Qu'est-ce qu'un zero-day ?
Le terme zero-day (ou jour zéro) désigne une vulnérabilité exploitée avant que l'éditeur du logiciel n'en ait connaissance ou n'ait pu publier un correctif. Le nom vient de là : au moment de l'attaque, les défenseurs disposent de zéro jour d'avance pour réagir.
On distingue la vulnérabilité zero-day (la faille elle-même), l'exploit zero-day (le code qui en tire parti) et l'attaque zero-day (son utilisation réelle contre une cible).
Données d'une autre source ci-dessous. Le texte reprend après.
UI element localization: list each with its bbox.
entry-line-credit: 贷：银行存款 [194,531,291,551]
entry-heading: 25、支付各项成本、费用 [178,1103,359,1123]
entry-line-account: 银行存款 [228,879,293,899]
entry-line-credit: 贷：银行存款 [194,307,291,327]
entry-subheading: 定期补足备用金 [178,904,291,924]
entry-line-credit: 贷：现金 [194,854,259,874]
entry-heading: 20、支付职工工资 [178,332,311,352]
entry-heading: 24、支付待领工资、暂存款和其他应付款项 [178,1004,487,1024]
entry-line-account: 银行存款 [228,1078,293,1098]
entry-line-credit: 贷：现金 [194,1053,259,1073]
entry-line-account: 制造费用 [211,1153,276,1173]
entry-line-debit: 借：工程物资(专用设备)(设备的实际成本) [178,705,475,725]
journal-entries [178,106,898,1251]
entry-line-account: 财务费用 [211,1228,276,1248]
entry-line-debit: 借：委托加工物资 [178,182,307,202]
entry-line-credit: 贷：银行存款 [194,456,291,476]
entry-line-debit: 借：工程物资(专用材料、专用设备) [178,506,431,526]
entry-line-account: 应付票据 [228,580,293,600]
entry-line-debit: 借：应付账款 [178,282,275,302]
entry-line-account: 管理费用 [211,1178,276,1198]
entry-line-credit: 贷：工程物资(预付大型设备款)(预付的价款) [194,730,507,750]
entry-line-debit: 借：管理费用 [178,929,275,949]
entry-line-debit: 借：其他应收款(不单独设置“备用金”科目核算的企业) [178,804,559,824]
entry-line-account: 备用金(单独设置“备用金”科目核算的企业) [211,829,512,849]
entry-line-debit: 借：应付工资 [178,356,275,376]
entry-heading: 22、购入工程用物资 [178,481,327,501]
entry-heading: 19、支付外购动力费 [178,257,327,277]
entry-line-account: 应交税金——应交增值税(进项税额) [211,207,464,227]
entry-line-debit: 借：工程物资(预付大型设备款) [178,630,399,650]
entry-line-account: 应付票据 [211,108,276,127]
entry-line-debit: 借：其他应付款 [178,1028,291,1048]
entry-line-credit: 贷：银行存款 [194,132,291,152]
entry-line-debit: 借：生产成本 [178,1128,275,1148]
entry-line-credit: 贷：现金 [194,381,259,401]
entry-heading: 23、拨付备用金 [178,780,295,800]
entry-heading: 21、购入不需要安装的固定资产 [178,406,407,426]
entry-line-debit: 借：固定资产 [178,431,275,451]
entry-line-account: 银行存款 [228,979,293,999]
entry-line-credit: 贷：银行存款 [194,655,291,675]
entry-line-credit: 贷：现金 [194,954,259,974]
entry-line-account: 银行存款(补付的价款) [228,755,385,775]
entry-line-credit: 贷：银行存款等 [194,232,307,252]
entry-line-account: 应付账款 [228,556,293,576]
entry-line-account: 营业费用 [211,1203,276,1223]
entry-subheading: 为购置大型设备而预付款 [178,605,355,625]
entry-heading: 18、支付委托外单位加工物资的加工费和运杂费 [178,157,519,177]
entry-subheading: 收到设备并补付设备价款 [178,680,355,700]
Ces failles sont recherchées, échangées et parfois vendues à prix fort sur des marchés spécialisés.
Pourquoi c'est important pour votre organisation
Un zero-day contourne par définition les défenses fondées sur la connaissance préalable de la menace, comme les signatures antivirus ou les listes de correctifs. C'est ce qui le rend redoutable et prisé des attaquants les plus avancés.
L'enjeu se déplace donc vers la rapidité de réaction : dès qu'une exploitation devient publique, une course s'engage entre le déploiement du correctif d'un côté et l'exploitation de masse de l'autre. Les organisations lentes à réagir se retrouvent exposées pendant la fenêtre la plus dangereuse.
Comment réduire le risque zero-day
- Réduire la surface d'attaque : moins d'actifs exposés, moins de portes d'entrée.
- Défense en profondeur : segmentation, moindre privilège, isolation des systèmes critiques.
- Détection comportementale : repérer l'activité anormale plutôt que des signatures connues.
- Réaction rapide : un processus capable de déployer un correctif d'urgence en heures, pas en semaines.
Où les organisations pèchent le plus souvent
Beaucoup surinvestissent dans la peur du zero-day tout en négligeant les vulnérabilités connues et non corrigées, qui causent en réalité la majorité des compromissions. L'autre écueil est l'absence de plan de réaction d'urgence : quand un zero-day devient public, il est trop tard pour improviser un processus de correctif accéléré.